WhoWhatWhy Launches #DeeperStupidAI to Critique Declining AI Utility
A new series examines the disconnect between massive corporate infrastructure spending and the perceived degradation of AI performance.
The publication WhoWhatWhy has launched a new 'Saturday Hashtag' series featuring #DeeperStupidAI to critique the current state of artificial intelligence. The initiative provides context on a growing perception that AI performance is degrading even as the industry experiences rapid growth.
According to WhoWhatWhy, while tech companies maintain that artificial intelligence is becoming more capable, actual outputs are becoming "dumber and more deceptive." The series argues that this decline persists despite corporations pouring massive capital into physical infrastructure, specifically specialized chips and vast data centers.
The Perception of Model Decay
This critique emerges as users report a phenomenon often described as "model collapse" or "laziness" in Large Language Model (LLM) outputs. The tension lies in the disconnect between the billions of dollars invested in scaling these systems and the actual utility experienced by the end user.

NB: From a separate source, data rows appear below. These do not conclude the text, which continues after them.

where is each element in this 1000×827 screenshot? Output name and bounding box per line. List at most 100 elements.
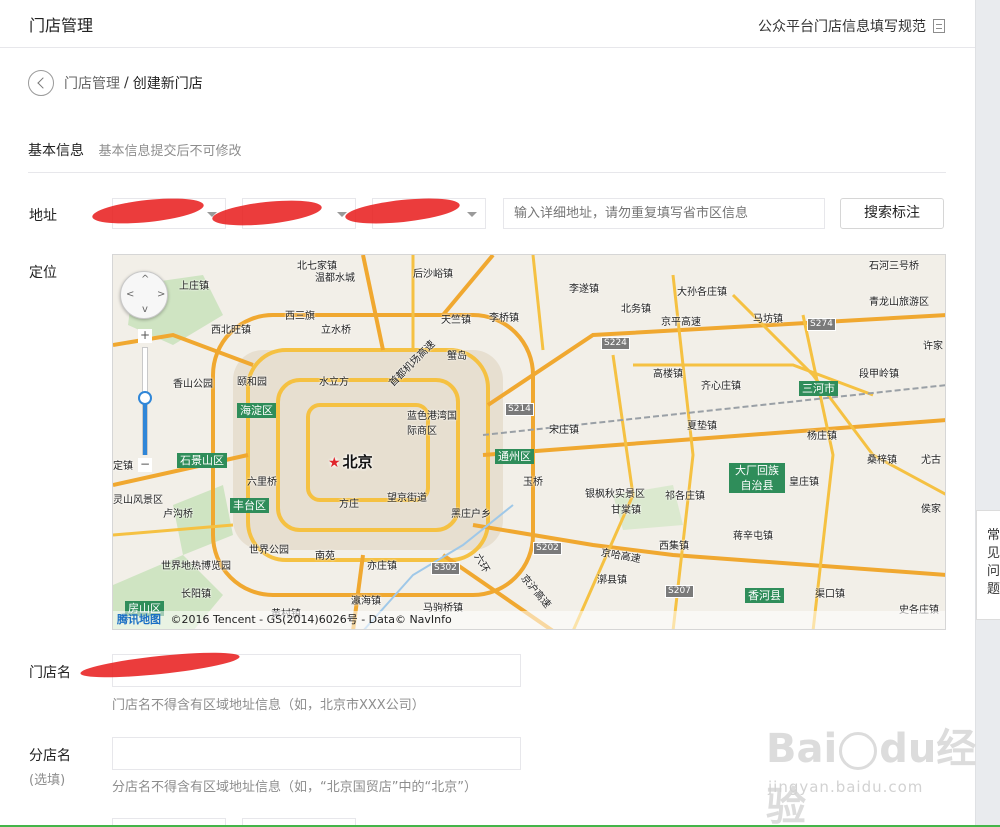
map-place: 甘棠镇 [611, 505, 641, 516]
map-place: 温都水城 [315, 273, 355, 284]
map-place: 上庄镇 [179, 281, 209, 292]
zoom-slider-handle[interactable] [138, 391, 152, 405]
pan-right-icon[interactable]: > [157, 289, 165, 300]
location-label: 定位 [29, 265, 57, 281]
back-circle-icon[interactable] [28, 70, 54, 96]
highway-shield: S202 [533, 542, 562, 555]
map-place: 渠口镇 [815, 589, 845, 600]
map-place: 蓝色港湾国际商区 [407, 411, 457, 437]
section-title: 基本信息 [28, 143, 84, 159]
store-name-tip: 门店名不得含有区域地址信息（如，北京市XXX公司） [112, 698, 425, 713]
pan-left-icon[interactable]: < [126, 289, 134, 300]
branch-name-input[interactable] [112, 737, 521, 770]
map-place: 西集镇 [659, 541, 689, 552]
zoom-out-button[interactable]: − [138, 458, 152, 472]
map-place: 蟹岛 [447, 351, 467, 362]
section-subtitle: 基本信息提交后不可修改 [98, 144, 242, 159]
map-place: 方庄 [339, 499, 359, 510]
highway-shield: S274 [807, 318, 836, 331]
district-badge: 大厂回族自治县 [729, 463, 785, 493]
branch-name-label: 分店名 (选填) [29, 745, 71, 788]
detail-address-input[interactable] [503, 198, 825, 229]
map-place: 后沙峪镇 [413, 269, 453, 280]
highway-shield: S207 [665, 585, 694, 598]
map-place: 六里桥 [247, 477, 277, 488]
basic-info-heading: 基本信息 基本信息提交后不可修改 [28, 140, 946, 173]
tencent-map-logo: 腾讯地图 [117, 613, 161, 626]
search-mark-button[interactable]: 搜索标注 [840, 198, 944, 229]
highway-shield: S214 [505, 403, 534, 416]
district-badge: 香河县 [745, 588, 784, 603]
breadcrumb-parent[interactable]: 门店管理 [64, 73, 120, 93]
map-place: 西北旺镇 [211, 325, 251, 336]
map-place: 立水桥 [321, 325, 351, 336]
pan-up-icon[interactable]: ^ [141, 274, 149, 285]
district-badge: 石景山区 [177, 453, 227, 468]
paw-icon [839, 732, 878, 770]
branch-name-label-text: 分店名 [29, 748, 71, 764]
breadcrumb-current: 创建新门店 [132, 76, 203, 92]
spec-link[interactable]: 公众平台门店信息填写规范 [758, 16, 945, 36]
map-place: 西三旗 [285, 311, 315, 322]
map-place: 李桥镇 [489, 313, 519, 324]
map-place: 许家 [923, 341, 943, 352]
map-place: 亦庄镇 [367, 561, 397, 572]
page-title: 门店管理 [29, 16, 94, 35]
district-badge: 海淀区 [237, 403, 276, 418]
right-gutter [975, 0, 1000, 827]
store-name-label: 门店名 [29, 665, 71, 681]
city-name: 北京 [342, 453, 373, 471]
district-badge: 通州区 [495, 449, 534, 464]
map-pan-control[interactable]: ^ v < > [120, 271, 168, 319]
map-place: 定镇 [113, 461, 133, 472]
map-place: 皇庄镇 [789, 477, 819, 488]
map-place: 石河三号桥 [869, 261, 919, 272]
pan-down-icon[interactable]: v [142, 304, 148, 315]
chevron-down-icon [467, 212, 477, 217]
map-place: 颐和园 [237, 377, 267, 388]
map-place: 灵山风景区 [113, 495, 163, 506]
map-place: 玉桥 [523, 477, 543, 488]
map-city: ★ 北京 [328, 451, 373, 472]
location-map[interactable]: 海淀区 石景山区 丰台区 通州区 房山区 三河市 大厂回族自治县 香河县 北七家… [112, 254, 946, 630]
breadcrumb: 门店管理 / 创建新门店 [28, 70, 203, 96]
watermark-text-b: du [879, 726, 937, 772]
document-icon[interactable] [933, 19, 945, 33]
map-place: 长阳镇 [181, 589, 211, 600]
district-badge: 三河市 [799, 381, 838, 396]
baidu-watermark: Bai du经验 [766, 716, 1000, 827]
map-place: 侯家 [921, 504, 941, 515]
top-bar: 门店管理 公众平台门店信息填写规范 [0, 0, 975, 48]
capital-star-icon: ★ [328, 455, 341, 471]
map-place: 黑庄户乡 [451, 509, 491, 520]
map-copyright: 腾讯地图 ©2016 Tencent - GS(2014)6026号 - Dat… [113, 611, 945, 629]
map-place: 祁各庄镇 [665, 491, 705, 502]
address-label: 地址 [29, 208, 57, 224]
copyright-text: ©2016 Tencent - GS(2014)6026号 - Data© Na… [170, 613, 452, 626]
breadcrumb-separator: / [124, 75, 129, 91]
watermark-text-a: Bai [766, 726, 838, 772]
map-place: 大孙各庄镇 [677, 287, 727, 298]
map-place: 杨庄镇 [807, 431, 837, 442]
map-place: 齐心庄镇 [701, 381, 741, 392]
map-place: 卢沟桥 [163, 509, 193, 520]
map-place: 蒋辛屯镇 [733, 531, 773, 542]
map-place: 桑梓镇 [867, 455, 897, 466]
map-place: 漷县镇 [597, 575, 627, 586]
highway-shield: S224 [601, 337, 630, 350]
map-place: 世界地热博览园 [161, 561, 231, 572]
map-place: 世界公园 [249, 545, 289, 556]
zoom-in-button[interactable]: + [138, 329, 152, 343]
map-place: 南苑 [315, 551, 335, 562]
optional-hint: (选填) [29, 773, 66, 788]
map-place: 马坊镇 [753, 314, 783, 325]
map-place: 宋庄镇 [549, 425, 579, 436]
map-place: 高楼镇 [653, 369, 683, 380]
map-place: 北务镇 [621, 304, 651, 315]
map-place: 京平高速 [661, 317, 701, 328]
watermark-url: jingyan.baidu.com [768, 778, 924, 796]
spec-link-label[interactable]: 公众平台门店信息填写规范 [758, 16, 926, 36]
map-place: 银枫秋实景区 [585, 489, 645, 500]
map-place: 天竺镇 [441, 315, 471, 326]
faq-tab[interactable]: 常见问题 [976, 510, 1000, 620]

Specific accounts of this decline are highlighted in a Medium article titled "The Great Dumbing Down," written by Sergey Kleftzov. Kleftzov claims that AI assistants have become "lazy and slow-witted," noting that they frequently provide short, throwaway replies and ignore complex instructions they were previously able to follow. Kleftzov describes the experience as trying to coax a coherent answer out of someone who is severely sleep-deprived and wants to be left alone. Furthermore, the Medium piece suggests that the era of the $20 monthly AI subscription is over, citing this shift as a contributing factor to the decline in quality.
Industry Implications
This growing skepticism challenges the dominant narrative pushed by AI developers that models improve linearly with more data and compute. If high-paying subscribers perceive a tangible "dumbing down" of the tools they rely on, it could signal a fundamental plateau in current LLM architectures. It may also suggest that the optimization and alignment processes used to scale these models for mass consumption are inadvertently stripping away the nuance and reliability that made early versions successful.
What to Watch
As the #DeeperStupidAI conversation grows, the industry will likely face increased pressure to provide transparency regarding model updates and "stealth" changes to weights or system prompts. Whether this perceived degradation is a result of over-optimization for safety, a limit of the current transformer architecture, or a psychological effect of user familiarity remains to be confirmed. For now, the gap between corporate investment and user satisfaction remains a critical point of failure for the AI boom.